Dempster should be fighting for a spot in the rotation. Lieber should be fighting for a spot in the rotation. Marshall should be fighting for a spot in the rotation. Not Marquis.

But what are you going to do? Send Marquis to the minor leagues? Move him to the bullpen? He's an established big league starter and he should remain that way. I, too, am upset that he is being asked to compete for a job.
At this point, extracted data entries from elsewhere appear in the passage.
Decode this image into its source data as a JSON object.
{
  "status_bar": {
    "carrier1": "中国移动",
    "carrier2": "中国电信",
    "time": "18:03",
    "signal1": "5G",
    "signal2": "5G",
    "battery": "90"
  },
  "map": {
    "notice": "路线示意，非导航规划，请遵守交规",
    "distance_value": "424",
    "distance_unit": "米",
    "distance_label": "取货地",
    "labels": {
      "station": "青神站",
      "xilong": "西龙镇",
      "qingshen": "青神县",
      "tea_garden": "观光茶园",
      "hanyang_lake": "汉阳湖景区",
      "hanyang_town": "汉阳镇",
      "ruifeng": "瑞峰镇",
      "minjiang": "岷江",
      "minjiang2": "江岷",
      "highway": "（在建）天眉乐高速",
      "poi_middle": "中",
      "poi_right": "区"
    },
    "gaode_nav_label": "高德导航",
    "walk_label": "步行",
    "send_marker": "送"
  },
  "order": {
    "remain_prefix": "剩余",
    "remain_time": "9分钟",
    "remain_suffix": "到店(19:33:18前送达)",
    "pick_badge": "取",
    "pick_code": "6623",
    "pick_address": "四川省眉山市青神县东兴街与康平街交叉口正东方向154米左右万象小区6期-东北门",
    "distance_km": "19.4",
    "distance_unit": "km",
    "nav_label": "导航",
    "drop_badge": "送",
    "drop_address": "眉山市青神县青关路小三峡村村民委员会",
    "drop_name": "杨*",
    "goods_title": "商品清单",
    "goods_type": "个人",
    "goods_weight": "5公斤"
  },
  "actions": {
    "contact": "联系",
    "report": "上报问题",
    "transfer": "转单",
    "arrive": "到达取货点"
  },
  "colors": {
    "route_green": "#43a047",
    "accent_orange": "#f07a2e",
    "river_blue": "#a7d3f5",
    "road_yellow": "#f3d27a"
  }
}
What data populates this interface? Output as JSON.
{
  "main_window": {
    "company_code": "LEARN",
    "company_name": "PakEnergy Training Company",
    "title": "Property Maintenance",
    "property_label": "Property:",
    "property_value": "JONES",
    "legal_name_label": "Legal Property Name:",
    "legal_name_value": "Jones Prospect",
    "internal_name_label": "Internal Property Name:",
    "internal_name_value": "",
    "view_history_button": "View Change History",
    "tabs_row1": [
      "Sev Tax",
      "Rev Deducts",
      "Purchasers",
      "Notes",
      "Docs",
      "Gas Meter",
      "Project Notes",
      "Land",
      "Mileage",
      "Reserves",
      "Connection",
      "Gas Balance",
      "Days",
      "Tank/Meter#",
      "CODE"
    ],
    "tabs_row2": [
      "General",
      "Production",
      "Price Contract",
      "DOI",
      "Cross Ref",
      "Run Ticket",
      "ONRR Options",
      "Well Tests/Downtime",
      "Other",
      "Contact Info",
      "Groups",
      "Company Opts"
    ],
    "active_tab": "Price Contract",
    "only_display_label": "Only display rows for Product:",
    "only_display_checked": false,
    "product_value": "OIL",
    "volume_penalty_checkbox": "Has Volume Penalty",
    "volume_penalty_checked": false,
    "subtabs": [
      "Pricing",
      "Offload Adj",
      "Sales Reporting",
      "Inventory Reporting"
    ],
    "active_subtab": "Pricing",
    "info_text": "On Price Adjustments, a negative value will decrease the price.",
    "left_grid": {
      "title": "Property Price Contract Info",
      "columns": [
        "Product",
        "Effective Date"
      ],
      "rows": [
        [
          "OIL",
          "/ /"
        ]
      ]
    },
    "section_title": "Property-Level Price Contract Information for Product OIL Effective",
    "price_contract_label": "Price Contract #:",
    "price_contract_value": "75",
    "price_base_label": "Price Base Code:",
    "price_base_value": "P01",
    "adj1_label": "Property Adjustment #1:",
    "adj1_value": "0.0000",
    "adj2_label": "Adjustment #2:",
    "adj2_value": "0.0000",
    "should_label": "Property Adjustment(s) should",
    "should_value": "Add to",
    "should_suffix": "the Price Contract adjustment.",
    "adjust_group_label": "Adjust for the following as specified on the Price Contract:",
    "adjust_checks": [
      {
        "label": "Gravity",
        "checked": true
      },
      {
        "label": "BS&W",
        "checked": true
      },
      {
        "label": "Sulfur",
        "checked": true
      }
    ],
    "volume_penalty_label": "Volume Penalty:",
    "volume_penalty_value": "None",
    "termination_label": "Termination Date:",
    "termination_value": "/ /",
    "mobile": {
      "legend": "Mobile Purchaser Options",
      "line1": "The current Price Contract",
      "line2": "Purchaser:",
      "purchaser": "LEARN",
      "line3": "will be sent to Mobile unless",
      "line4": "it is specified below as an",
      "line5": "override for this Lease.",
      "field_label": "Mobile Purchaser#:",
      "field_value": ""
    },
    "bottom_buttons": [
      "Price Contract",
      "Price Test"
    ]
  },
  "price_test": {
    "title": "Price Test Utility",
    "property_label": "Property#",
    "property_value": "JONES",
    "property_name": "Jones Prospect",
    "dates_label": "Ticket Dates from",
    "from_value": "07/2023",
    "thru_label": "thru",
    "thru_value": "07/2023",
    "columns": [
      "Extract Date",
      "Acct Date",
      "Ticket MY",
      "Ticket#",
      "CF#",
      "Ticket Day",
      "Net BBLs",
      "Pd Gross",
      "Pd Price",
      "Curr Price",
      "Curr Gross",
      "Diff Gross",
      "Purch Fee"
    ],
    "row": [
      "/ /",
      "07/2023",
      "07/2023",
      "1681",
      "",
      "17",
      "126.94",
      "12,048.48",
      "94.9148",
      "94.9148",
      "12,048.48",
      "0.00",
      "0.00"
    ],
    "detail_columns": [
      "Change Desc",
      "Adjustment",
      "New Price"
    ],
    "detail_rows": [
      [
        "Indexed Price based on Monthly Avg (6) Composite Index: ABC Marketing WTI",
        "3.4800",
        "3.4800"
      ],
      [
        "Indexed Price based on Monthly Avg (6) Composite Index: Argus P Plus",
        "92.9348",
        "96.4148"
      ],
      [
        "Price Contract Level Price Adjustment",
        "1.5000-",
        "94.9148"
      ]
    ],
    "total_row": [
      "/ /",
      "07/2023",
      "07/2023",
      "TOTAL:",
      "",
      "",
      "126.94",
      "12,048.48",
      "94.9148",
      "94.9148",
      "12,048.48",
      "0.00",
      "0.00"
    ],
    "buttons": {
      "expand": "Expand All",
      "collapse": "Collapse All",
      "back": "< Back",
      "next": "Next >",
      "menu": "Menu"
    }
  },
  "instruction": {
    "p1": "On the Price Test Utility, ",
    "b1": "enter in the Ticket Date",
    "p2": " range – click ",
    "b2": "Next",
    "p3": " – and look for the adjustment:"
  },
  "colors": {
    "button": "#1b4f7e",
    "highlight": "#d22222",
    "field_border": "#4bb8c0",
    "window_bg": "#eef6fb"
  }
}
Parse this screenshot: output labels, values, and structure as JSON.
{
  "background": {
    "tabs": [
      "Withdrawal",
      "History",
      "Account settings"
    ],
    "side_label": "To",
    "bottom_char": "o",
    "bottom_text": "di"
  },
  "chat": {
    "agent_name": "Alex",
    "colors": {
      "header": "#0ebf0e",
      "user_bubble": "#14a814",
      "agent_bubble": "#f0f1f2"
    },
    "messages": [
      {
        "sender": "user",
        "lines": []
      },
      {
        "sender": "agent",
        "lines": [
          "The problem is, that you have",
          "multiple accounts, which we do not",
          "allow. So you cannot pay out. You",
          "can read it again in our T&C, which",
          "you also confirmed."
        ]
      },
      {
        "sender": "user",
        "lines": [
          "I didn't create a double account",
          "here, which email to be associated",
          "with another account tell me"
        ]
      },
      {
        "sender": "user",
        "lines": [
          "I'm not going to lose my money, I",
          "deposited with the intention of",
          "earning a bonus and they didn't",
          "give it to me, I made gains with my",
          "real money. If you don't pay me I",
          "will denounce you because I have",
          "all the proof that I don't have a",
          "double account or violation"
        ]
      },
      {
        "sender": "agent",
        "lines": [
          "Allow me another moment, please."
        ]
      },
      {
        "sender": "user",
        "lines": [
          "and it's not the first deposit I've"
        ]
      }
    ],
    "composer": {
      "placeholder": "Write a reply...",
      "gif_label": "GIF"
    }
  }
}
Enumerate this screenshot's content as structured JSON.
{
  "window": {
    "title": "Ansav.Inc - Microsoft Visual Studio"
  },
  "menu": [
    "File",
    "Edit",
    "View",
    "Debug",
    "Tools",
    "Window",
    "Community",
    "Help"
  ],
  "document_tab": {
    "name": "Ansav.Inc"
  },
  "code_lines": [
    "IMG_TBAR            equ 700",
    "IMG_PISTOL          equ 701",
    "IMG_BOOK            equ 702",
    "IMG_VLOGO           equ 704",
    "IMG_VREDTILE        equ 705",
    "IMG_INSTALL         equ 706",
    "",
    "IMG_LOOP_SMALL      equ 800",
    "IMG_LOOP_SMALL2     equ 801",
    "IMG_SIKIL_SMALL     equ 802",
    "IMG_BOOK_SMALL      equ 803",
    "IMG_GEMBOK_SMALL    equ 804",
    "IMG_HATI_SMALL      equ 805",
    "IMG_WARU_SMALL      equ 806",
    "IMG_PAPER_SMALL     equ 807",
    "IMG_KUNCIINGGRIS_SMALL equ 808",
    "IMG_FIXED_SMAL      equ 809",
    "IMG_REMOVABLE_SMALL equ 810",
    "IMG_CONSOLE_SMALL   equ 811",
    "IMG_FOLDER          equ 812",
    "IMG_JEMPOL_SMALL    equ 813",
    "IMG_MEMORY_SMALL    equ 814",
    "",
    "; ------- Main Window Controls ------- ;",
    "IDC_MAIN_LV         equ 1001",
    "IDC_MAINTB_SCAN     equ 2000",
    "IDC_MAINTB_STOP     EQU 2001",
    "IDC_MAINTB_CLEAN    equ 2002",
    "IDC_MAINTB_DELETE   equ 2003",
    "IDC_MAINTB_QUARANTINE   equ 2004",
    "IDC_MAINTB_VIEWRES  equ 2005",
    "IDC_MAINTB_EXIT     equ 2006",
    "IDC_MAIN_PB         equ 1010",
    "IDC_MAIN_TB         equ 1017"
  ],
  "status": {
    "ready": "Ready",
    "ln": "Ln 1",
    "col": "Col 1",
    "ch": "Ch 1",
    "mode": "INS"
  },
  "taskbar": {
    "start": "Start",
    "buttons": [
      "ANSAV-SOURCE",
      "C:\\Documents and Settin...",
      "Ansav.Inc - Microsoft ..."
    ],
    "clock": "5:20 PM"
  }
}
For once, I do agree with the player.

Partly, blame Jim Hendry for this for signing Lieber. (Note that I say blame in the same tone that I call having too many pitchers a problem.) Initially, we suspected that the Lieber signing was because the Cubs planned to flip Marquis or Marshall to the Orioles in a trade for Brian Roberts. Judging by the Cintron signing, we still think that a Roberts deal is in place, and there's still a very good chance that this thing gets done.

We'll see how things turn out.

Wood, Howry compete for closing job: With Kerry Wood and Bob Howry competing for the spot as the club's closer, both allowed at least a run in their Saturday Cactus League outing. However, I can't help but noticing that both pitchers threw the ball extremely well. Wood got victimized for three bloop hits and a homerun that looked like a shallow fly coming off the bat and Howry also suffered a slew of soft hits.

If you ask me, both showed they are capable of closing. But we already knew that.